Keeping professional rugby alive at Rodney Parade is not the root of the problems Welsh rugby currently faces, and getting rid of them wouldn't solve those problems either.

Then there is the real death knell for the idea of losing a region. TV revenues and competition money would be reduced by 25 percent. Private equity firm CVC would also reduce their investment in the game. In 2020, they acquired a 28 percent stake in the URC, which meant Welsh rugby came in for a windfall of circa £30 million, which was originally reported as arriving in five payments over three years.

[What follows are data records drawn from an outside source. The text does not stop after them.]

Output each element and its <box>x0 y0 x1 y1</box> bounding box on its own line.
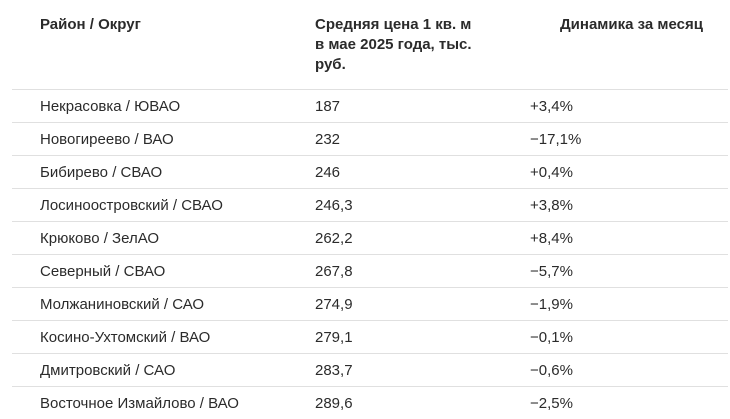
dynamics-cell: +3,4% <box>530 89 728 123</box>
dynamics-cell: +8,4% <box>530 221 728 255</box>
price-cell: 283,7 <box>315 353 530 387</box>
table-row: Восточное Измайлово / ВАО 289,6 −2,5% <box>12 386 728 419</box>
price-cell: 246,3 <box>315 188 530 222</box>
district-cell: Восточное Измайлово / ВАО <box>12 386 315 419</box>
table-row: Некрасовка / ЮВАО 187 +3,4% <box>12 89 728 123</box>
table-row: Дмитровский / САО 283,7 −0,6% <box>12 353 728 387</box>
header-price-label: Средняя цена 1 кв. м в мае 2025 года, ты… <box>315 16 472 73</box>
district-cell: Новогиреево / ВАО <box>12 122 315 156</box>
price-cell: 267,8 <box>315 254 530 288</box>
dynamics-cell: −0,1% <box>530 320 728 354</box>
price-cell: 274,9 <box>315 287 530 321</box>
table-row: Новогиреево / ВАО 232 −17,1% <box>12 122 728 156</box>
district-cell: Молжаниновский / САО <box>12 287 315 321</box>
header-district: Район / Округ <box>12 0 315 90</box>
price-cell: 246 <box>315 155 530 189</box>
district-cell: Крюково / ЗелАО <box>12 221 315 255</box>
dynamics-cell: −2,5% <box>530 386 728 419</box>
header-dynamics: Динамика за месяц <box>530 0 728 90</box>
price-cell: 262,2 <box>315 221 530 255</box>
district-cell: Некрасовка / ЮВАО <box>12 89 315 123</box>
header-district-label: Район / Округ <box>40 16 141 33</box>
price-table: Район / Округ Средняя цена 1 кв. м в мае… <box>12 0 728 419</box>
dynamics-cell: +3,8% <box>530 188 728 222</box>
dynamics-cell: −0,6% <box>530 353 728 387</box>
district-cell: Дмитровский / САО <box>12 353 315 387</box>
table-row: Косино-Ухтомский / ВАО 279,1 −0,1% <box>12 320 728 354</box>
dynamics-cell: +0,4% <box>530 155 728 189</box>
dynamics-cell: −5,7% <box>530 254 728 288</box>
header-dynamics-label: Динамика за месяц <box>560 16 703 33</box>
district-cell: Лосиноостровский / СВАО <box>12 188 315 222</box>
dynamics-cell: −17,1% <box>530 122 728 156</box>
header-price: Средняя цена 1 кв. м в мае 2025 года, ты… <box>315 0 530 90</box>
district-cell: Бибирево / СВАО <box>12 155 315 189</box>
price-cell: 279,1 <box>315 320 530 354</box>
table-row: Молжаниновский / САО 274,9 −1,9% <box>12 287 728 321</box>
table-header-row: Район / Округ Средняя цена 1 кв. м в мае… <box>12 0 728 90</box>
price-cell: 232 <box>315 122 530 156</box>
table-row: Бибирево / СВАО 246 +0,4% <box>12 155 728 189</box>
table-row: Крюково / ЗелАО 262,2 +8,4% <box>12 221 728 255</box>
table-row: Северный / СВАО 267,8 −5,7% <box>12 254 728 288</box>
dynamics-cell: −1,9% <box>530 287 728 321</box>
table-row: Лосиноостровский / СВАО 246,3 +3,8% <box>12 188 728 222</box>
price-cell: 187 <box>315 89 530 123</box>
district-cell: Северный / СВАО <box>12 254 315 288</box>
price-cell: 289,6 <box>315 386 530 419</box>
district-cell: Косино-Ухтомский / ВАО <box>12 320 315 354</box>
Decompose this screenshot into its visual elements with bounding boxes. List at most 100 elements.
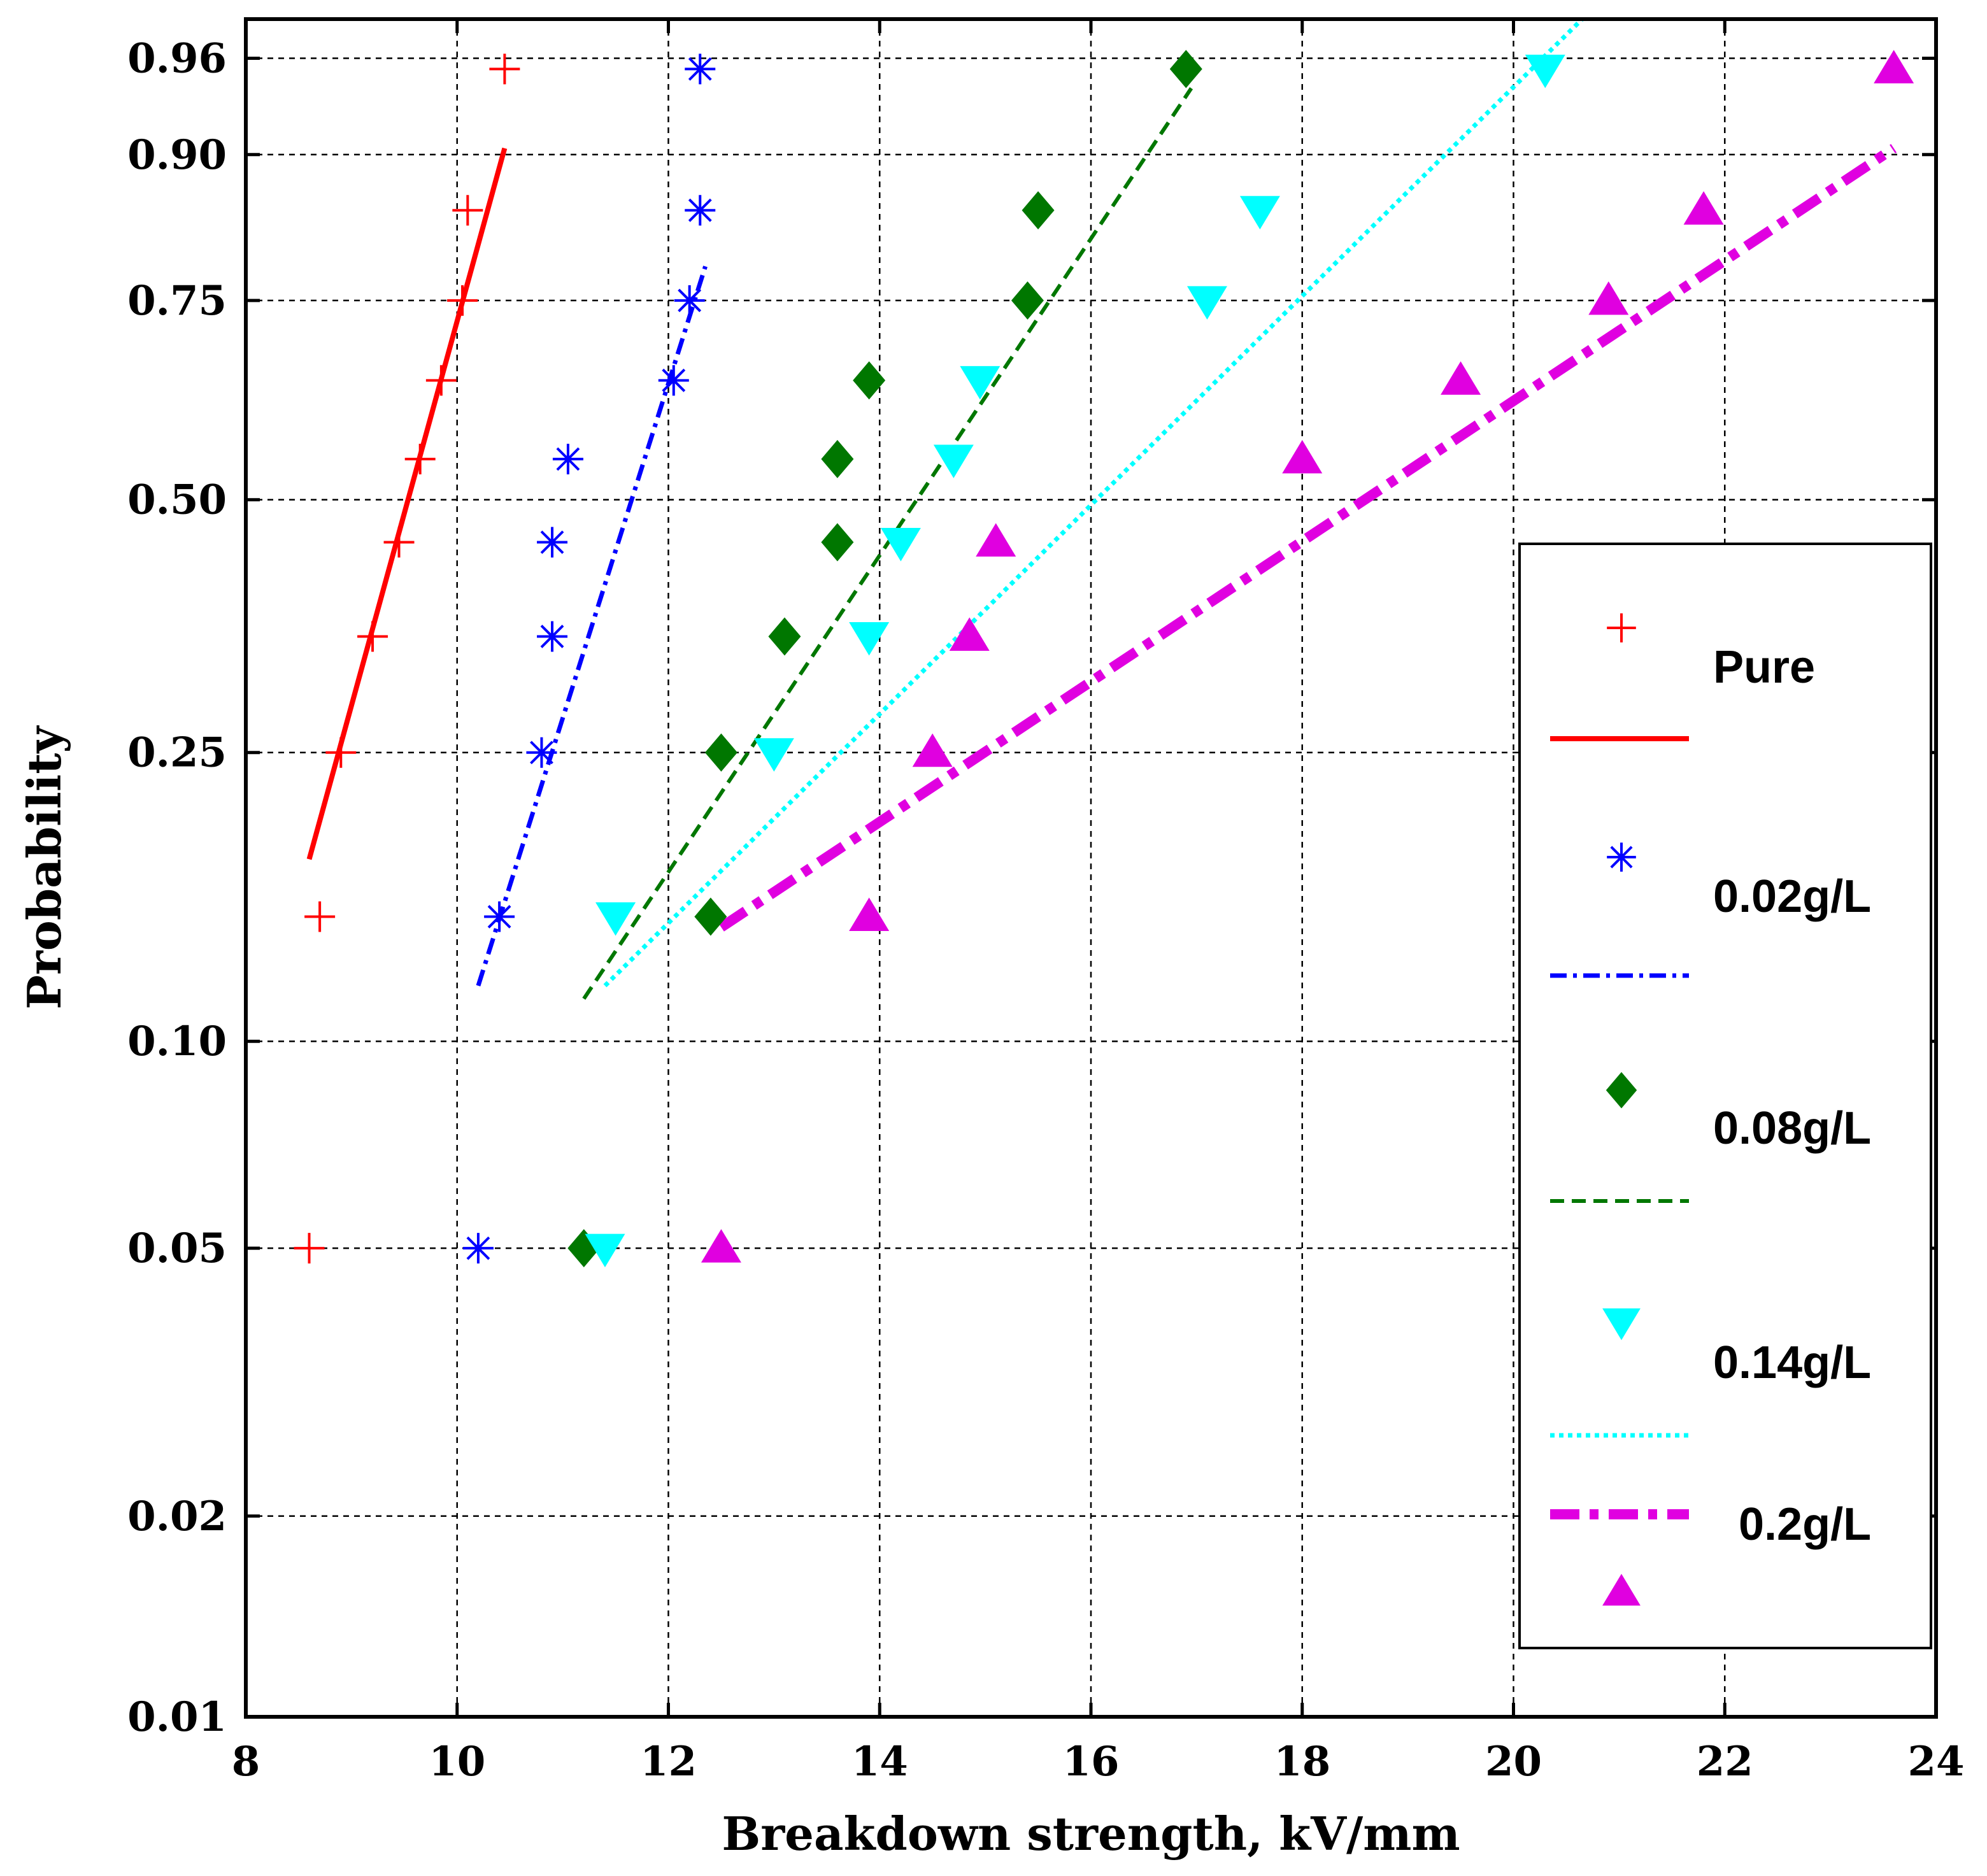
y-tick-label: 0.25 [127,729,227,777]
data-point-0-2g-l [849,897,890,932]
data-point-0-2g-l [1874,50,1914,83]
marker-shape [976,523,1016,557]
marker-shape [1186,286,1227,320]
y-tick-label: 0.75 [127,277,227,325]
x-tick-label: 22 [1697,1738,1753,1786]
marker-stroke [487,905,511,928]
legend-marker-0-2g-l [1602,1574,1641,1606]
data-point-0-08g-l [694,897,727,936]
legend-label-0-08g-l: 0.08g/L [1713,1103,1871,1154]
marker-stroke [678,288,702,313]
legend-label-0-14g-l: 0.14g/L [1713,1337,1871,1388]
marker-shape [880,528,921,562]
marker-shape [933,444,974,478]
data-point-0-14g-l [1525,54,1565,89]
ticks: 0.01 0.02 0.05 0.10 0.25 0.50 0.75 0.90 0.96 8 10 1… [127,19,1965,1786]
data-point-0-02g-l [462,1233,494,1264]
data-point-0-02g-l [537,527,568,558]
data-point-pure [489,53,520,85]
data-point-0-08g-l [821,523,854,562]
fit-line-0-02g-l [476,266,708,986]
marker-stroke [556,447,580,471]
marker-shape [701,1229,741,1263]
data-point-pure [447,285,478,316]
marker-shape [768,617,801,656]
marker-shape [949,617,990,651]
data-point-0-2g-l [701,1229,741,1263]
data-point-0-08g-l [821,439,854,478]
marker-shape [585,1233,625,1268]
marker-shape [1022,191,1055,230]
marker-shape [1525,54,1565,89]
marker-stroke [662,368,686,392]
marker-shape [821,439,854,478]
marker-stroke [540,625,564,648]
data-point-0-02g-l [537,621,568,652]
data-point-0-2g-l [976,523,1016,557]
y-tick-label: 0.05 [127,1225,227,1272]
marker-shape [1011,281,1044,320]
legend-marker-0-14g-l [1602,1308,1641,1340]
y-tick-label: 0.90 [127,131,227,179]
marker-stroke [688,198,712,222]
data-point-0-02g-l [552,443,583,474]
data-point-pure [425,365,457,396]
data-point-0-02g-l [674,285,705,316]
fit-line-0-14g-l [603,17,1584,988]
data-point-0-14g-l [933,444,974,478]
legend-marker-0-08g-l [1606,1072,1637,1109]
y-tick-label: 0.50 [127,476,227,524]
marker-shape [1282,439,1323,474]
data-point-pure [294,1233,325,1264]
data-point-0-14g-l [595,902,636,936]
marker-shape [704,733,737,772]
y-tick-label: 0.96 [127,35,227,83]
data-point-0-08g-l [853,361,886,400]
legend-box [1518,543,1932,1649]
data-point-0-02g-l [685,195,716,226]
x-tick-label: 18 [1274,1738,1330,1786]
fit-lines [306,17,1897,1000]
marker-shape [595,902,636,936]
data-point-pure [357,621,388,652]
fit-line-0-2g-l [718,144,1897,932]
legend-marker-0-02g-l [1607,842,1636,872]
marker-shape [1169,50,1202,89]
data-point-0-02g-l [484,901,515,932]
fit-line-0-08g-l [582,87,1193,1000]
data-point-0-08g-l [1169,50,1202,89]
data-point-0-2g-l [1588,281,1629,315]
data-point-0-14g-l [1186,286,1227,320]
y-tick-label: 0.10 [127,1018,227,1065]
data-point-0-14g-l [960,366,1001,400]
x-axis-label: Breakdown strength, kV/mm [722,1807,1460,1861]
data-point-0-14g-l [880,528,921,562]
legend-label-0-02g-l: 0.02g/L [1713,871,1871,922]
data-point-0-14g-l [1239,195,1280,230]
data-point-0-2g-l [1683,191,1724,225]
data-point-0-14g-l [585,1233,625,1268]
data-point-0-02g-l [685,53,716,85]
x-tick-label: 8 [232,1738,260,1786]
data-point-0-08g-l [1011,281,1044,320]
marker-shape [821,523,854,562]
marker-stroke [688,57,712,81]
data-point-pure [383,527,415,558]
data-point-pure [404,443,436,474]
data-point-0-2g-l [912,733,953,767]
data-point-0-02g-l [658,365,689,396]
marker-shape [853,361,886,400]
data-point-0-2g-l [949,617,990,651]
legend-marker-pure [1607,613,1636,643]
marker-shape [694,897,727,936]
marker-stroke [1610,846,1633,869]
legend-label-pure: Pure [1713,642,1815,693]
data-point-0-2g-l [1282,439,1323,474]
marker-shape [1874,50,1914,83]
marker-stroke [540,530,564,554]
data-point-0-08g-l [704,733,737,772]
marker-shape [1602,1574,1641,1606]
legend-label-0-2g-l: 0.2g/L [1739,1499,1871,1550]
marker-shape [849,897,890,932]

Were Welsh rugby to reduce their number of entrants into the URC from four to three, then CVC would reduce any future payments by 25 percent. Welsh rugby is not in a position to forego that sort of income.

There is also said to be a clawback clause in the CVC agreement with the URC. They invested in a 14-team league and if that suddenly becomes a 13-team league, they'd be looking for some of their money back and knocking on the WRU's door for it. Again, not a position the game's governing body in these parts wants to be in given the already precarious financial position.

Then there is the playing side of things. Welsh rugby's player base would be drastically reduced and opportunities for young talent within the region that got the chop would be hard to come by. Player development is already a problem in Wales and that is not solved by ostracising a quarter of your talent pool.

So on the surface, reducing the number of regions sounds like a quick fix and it has been discussed in the background for years. But when you open the bonnet and examine the mechanics of how it can actually work and what the real consequences are, then it shows it's true colours.

It would be an ugly, protracted, drawn-out hurricane of legal proceedings.